Quando Mary Ann pode notar que as gotas estavam condensando pelo vidro, o banho havia terminado. Emergindo em uma imensa bola de ar (tal como uma enorme nuvem de fumaça, pensou) seus pés foram marcando o chão até a frente do espelho do banheiro.Seu olhar passeou pelo corpo a fim de terminar em seu rosto. E o sentimento dentro dela mudou de desgosto para gosto. Enrolou-se na toalha que bordaram outro nome (não cabe agora lhes explicar) e foi para seu quarto.

Essa poderia se passar por uma simples terça-feira, não fosse o banho-quente e o fato de que seus cabelos (longos cabelos) estavam mais secos que pó. Da lista de coisas que Mary Ann não apreciava estavam os 'banhos incompletos, sem lavar os cabelos'. "Cabelos fazem parte do corpo tal como mãos e dedos.
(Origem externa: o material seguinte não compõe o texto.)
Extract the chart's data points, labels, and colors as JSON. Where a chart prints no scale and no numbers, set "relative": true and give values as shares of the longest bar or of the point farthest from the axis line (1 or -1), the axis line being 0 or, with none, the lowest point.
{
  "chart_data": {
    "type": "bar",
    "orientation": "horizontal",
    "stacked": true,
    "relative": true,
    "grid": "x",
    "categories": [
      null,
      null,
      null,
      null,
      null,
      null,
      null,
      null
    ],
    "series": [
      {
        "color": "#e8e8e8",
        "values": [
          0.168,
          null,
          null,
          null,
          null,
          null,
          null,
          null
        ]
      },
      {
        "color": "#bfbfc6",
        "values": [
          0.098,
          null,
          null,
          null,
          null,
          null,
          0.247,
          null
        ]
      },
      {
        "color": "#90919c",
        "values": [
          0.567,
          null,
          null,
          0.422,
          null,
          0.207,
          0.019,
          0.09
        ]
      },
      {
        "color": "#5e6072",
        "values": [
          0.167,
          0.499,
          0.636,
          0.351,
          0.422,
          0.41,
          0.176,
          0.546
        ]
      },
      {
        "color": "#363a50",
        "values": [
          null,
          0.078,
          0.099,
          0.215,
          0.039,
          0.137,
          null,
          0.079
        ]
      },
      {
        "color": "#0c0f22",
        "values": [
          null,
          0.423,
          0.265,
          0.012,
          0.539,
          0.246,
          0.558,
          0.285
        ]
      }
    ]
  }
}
Eu lavo todo fio de cabelo quando tomo banho, em todo banho que tomo".

Adentrando a escuridão natural do princípio de uma madrugada, com as luzes da casa apagadas como também as da rua; o quarto de Alice estava em breu. Tateando as paredes para encontrar a luz, ela se fez em alguns segundos de mistério...Apressada, como se algo a esperasse do outro lado do sono, Mary Ann ainda com colo molhado de água-quente pôs a camisola e deitou-se contrária a cabeceira da cama.Na prateleira, escolheu 'O Mágico de Oz' como deleite da noite. Mas nas primeiras páginas, logo, repletas de protagonistas, Mary Ann já demonstrava interesse algum na leitura.

"Já me basta de histórias de mocinhas e aventuras, por hoje". Apagou a luz, e dormiu.